Published on September 8, 2019

Volume 62, Number 3, September 2019 has just been published. A table of contents is provided below.

Integrative Literature Review:

Virtual Teams: Thematic Taxonomy, Constructs Model, and Future Research Directions, by A. Alaiad, Y. Alnsour, and M. Alsharo

The use, deployment, and growth of virtual teams have increased significantly in the past decade. This paper reports on a systematic examination of the literature on virtual teams to provide a thorough review, analysis, and synthesis of research. It examines theories, research problems, research focuses, research methodologies, and major findings of 149 related studies on virtual teams published between 2007 and 2018.

Research Articles:

Gender Effects in Student Technical and Scientific Writing—A Corpus-Based Study, by R. K. Boettger and S. Wulff

This study takes a corpus-linguistic approach to investigate gender effects in student technical and scientific writing. Specifically, it analyzes whether gender influenced how males and females used adverbs (e.g., veryreallydefinitely) and passive voice (e.g., The article was published in the journal). The overuse of both have been associated with poor writing clarity and concision.

The Effect of Leader Rapport-Management Feedback on Leader-Member Relationship Quality and Perceived Group Effectiveness in Student Teams, by K. S. Campbell and C. Lam

Preparing students to work on teams in the workplace is both important and challenging. This study explores the influence of team member feedback on leader rapport management, leader-member relationship quality, and perceived team effectiveness based on a feedback intervention that was delivered to team leaders within multi-disciplinary student teams in a technical writing course. 

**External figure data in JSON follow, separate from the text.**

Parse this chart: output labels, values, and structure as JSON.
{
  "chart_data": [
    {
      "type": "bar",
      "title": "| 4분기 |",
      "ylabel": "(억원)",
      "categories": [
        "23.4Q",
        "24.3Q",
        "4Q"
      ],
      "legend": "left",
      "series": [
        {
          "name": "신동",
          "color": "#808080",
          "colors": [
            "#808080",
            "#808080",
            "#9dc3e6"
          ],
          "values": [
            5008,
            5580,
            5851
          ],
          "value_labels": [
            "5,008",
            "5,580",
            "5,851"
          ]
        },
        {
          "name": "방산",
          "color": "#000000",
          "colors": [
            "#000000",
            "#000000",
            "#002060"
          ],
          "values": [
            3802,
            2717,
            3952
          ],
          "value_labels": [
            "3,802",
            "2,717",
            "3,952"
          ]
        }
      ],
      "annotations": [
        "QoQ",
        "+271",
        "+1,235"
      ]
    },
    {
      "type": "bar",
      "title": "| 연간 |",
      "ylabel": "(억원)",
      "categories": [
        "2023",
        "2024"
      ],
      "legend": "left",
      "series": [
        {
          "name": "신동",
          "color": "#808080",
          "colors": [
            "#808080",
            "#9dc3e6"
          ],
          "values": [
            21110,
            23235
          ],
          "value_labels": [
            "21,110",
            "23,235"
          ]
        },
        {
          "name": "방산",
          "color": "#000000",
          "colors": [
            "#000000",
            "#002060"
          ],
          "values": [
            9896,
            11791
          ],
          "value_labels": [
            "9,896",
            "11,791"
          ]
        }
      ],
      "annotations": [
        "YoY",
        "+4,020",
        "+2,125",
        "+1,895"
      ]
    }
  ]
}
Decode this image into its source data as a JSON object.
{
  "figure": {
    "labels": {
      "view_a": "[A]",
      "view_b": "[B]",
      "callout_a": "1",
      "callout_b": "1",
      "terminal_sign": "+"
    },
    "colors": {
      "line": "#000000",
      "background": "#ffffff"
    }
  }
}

Legitimating Negative Aspects in Corporate Social Responsibility Reporting: Evidence from China, by Y. Lin

This study investigates how large Chinese firms communicated occupational fatalities in corporate social responsibility (CSR) reports. The study compared reports issued by Fortune 500 Chinese firms with their reports of fatal occupational incidents to see whether the incidents were reported faithfully. An integrated analytical framework of legitimation strategies was applied to the analysis.

How Technology Support for Contextualization Affects Enterprise Social Media Use: A Media System Dependency Perspective, by X. Chen, S. Wei, C. Sun, and Y. Liu 

This study investigates how enterprise social media (ESM) support for contextualization affects employees’ dependency relations with ESM and the ways that dependency relations affect ESM use. Findings reported in this paper are based on a survey of 258 employees at a large Chinese software development company.

Teaching Case:

Writing in Transnational Workplaces: Teaching Strategies for Multilingual Engineers, by A. Hodges and L. Seawright

The authors, working at an international branch campus in the Middle East, wanted to revise their assignments in a technical writing course for engineers to better prepare students for workplace writing. Their students enter an increasingly diverse workplace, but instructors did not always adequately understand the needs of those transnational corporations. Semi-structured interviews conducted with students and alumni of the branch campus revealed the different perceptions of the two groups.